Tom Lane wrote:

Bruce Momjian <[EMAIL PROTECTED]> writes:
Now, if we are sure that writes will happen only in the checkpoint
process, O_SYNC would be OK, I guess, but will we ever be sure of that?

This is a performance issue, not a correctness issue. It's okay for backends to wait for writes as long as it happens very infrequently. The question is whether we can design a background dirty-buffer writer that works well enough to make it uncommon for backends to have to write dirty buffers for themselves. If we can, then doing all the writes O_SYNC would not be a problem.
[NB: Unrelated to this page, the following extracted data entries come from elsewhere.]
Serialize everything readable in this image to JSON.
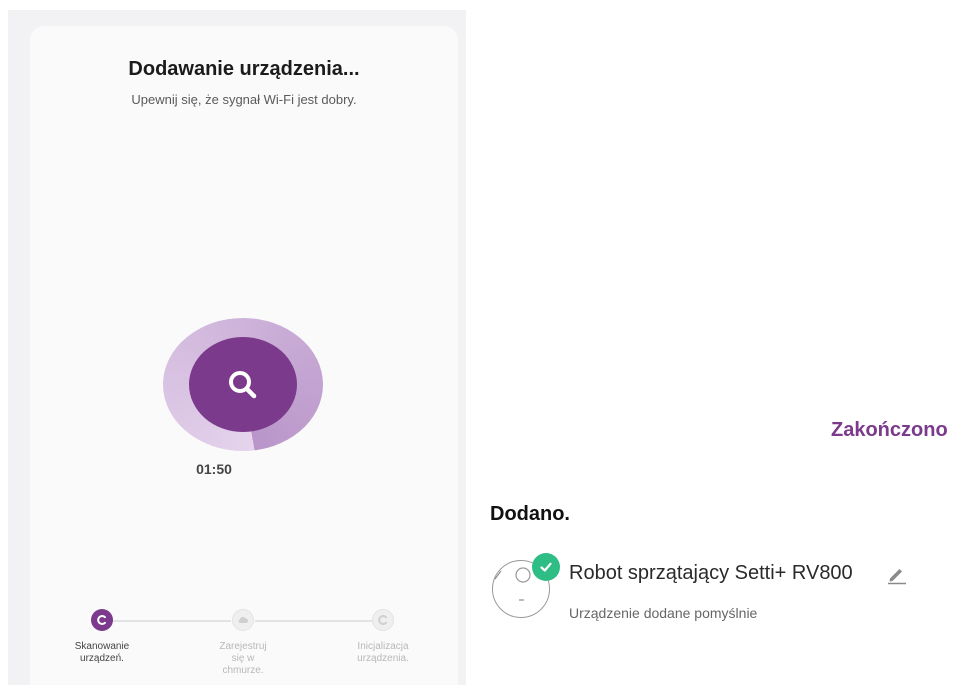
{
  "adding": {
    "title": "Dodawanie urządzenia...",
    "subtitle": "Upewnij się, że sygnał Wi-Fi jest dobry.",
    "timer": "01:50",
    "search_icon": "search-icon",
    "steps": [
      {
        "label": "Skanowanie\nurządzeń.",
        "state": "active",
        "icon": "scan-icon"
      },
      {
        "label": "Zarejestruj\nsię w\nchmurze.",
        "state": "inactive",
        "icon": "cloud-icon"
      },
      {
        "label": "Inicjalizacja\nurządzenia.",
        "state": "inactive",
        "icon": "init-icon"
      }
    ]
  },
  "result": {
    "done_label": "Zakończono",
    "added_title": "Dodano.",
    "device_name": "Robot sprzątający Setti+ RV800",
    "device_status": "Urządzenie dodane pomyślnie",
    "edit_icon": "pencil-icon",
    "success_icon": "check-icon"
  },
  "colors": {
    "accent": "#7b3a8c",
    "success": "#2ebd85"
  }
}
(One possibility that could help improve the odds is to allow a certain
amount of slop in the LRU buffer reuse policy --- that is, if you see
the buffer at the tail of the LRU list is dirty, allow one of the next
few buffers to be taken instead, if it's clean.  Or just keep separate
lists for dirty and clean buffers.)

If the checkpointer is writing in LRU order (which is the order buffers normally get replaced), this happening would mean that the backends have replaced all clean buffers at the LRU head and this can only happen if the currently running checkpointer is working way too slow. If it is more than 30 seconds away from its target finish time, it would be a good idea to restart by building a (guaranteed long now) new todo list and write faster (but starting again at the LRU head). If it's too late for that, stop napping, finish this checkpoint NOW and start a new one immediately.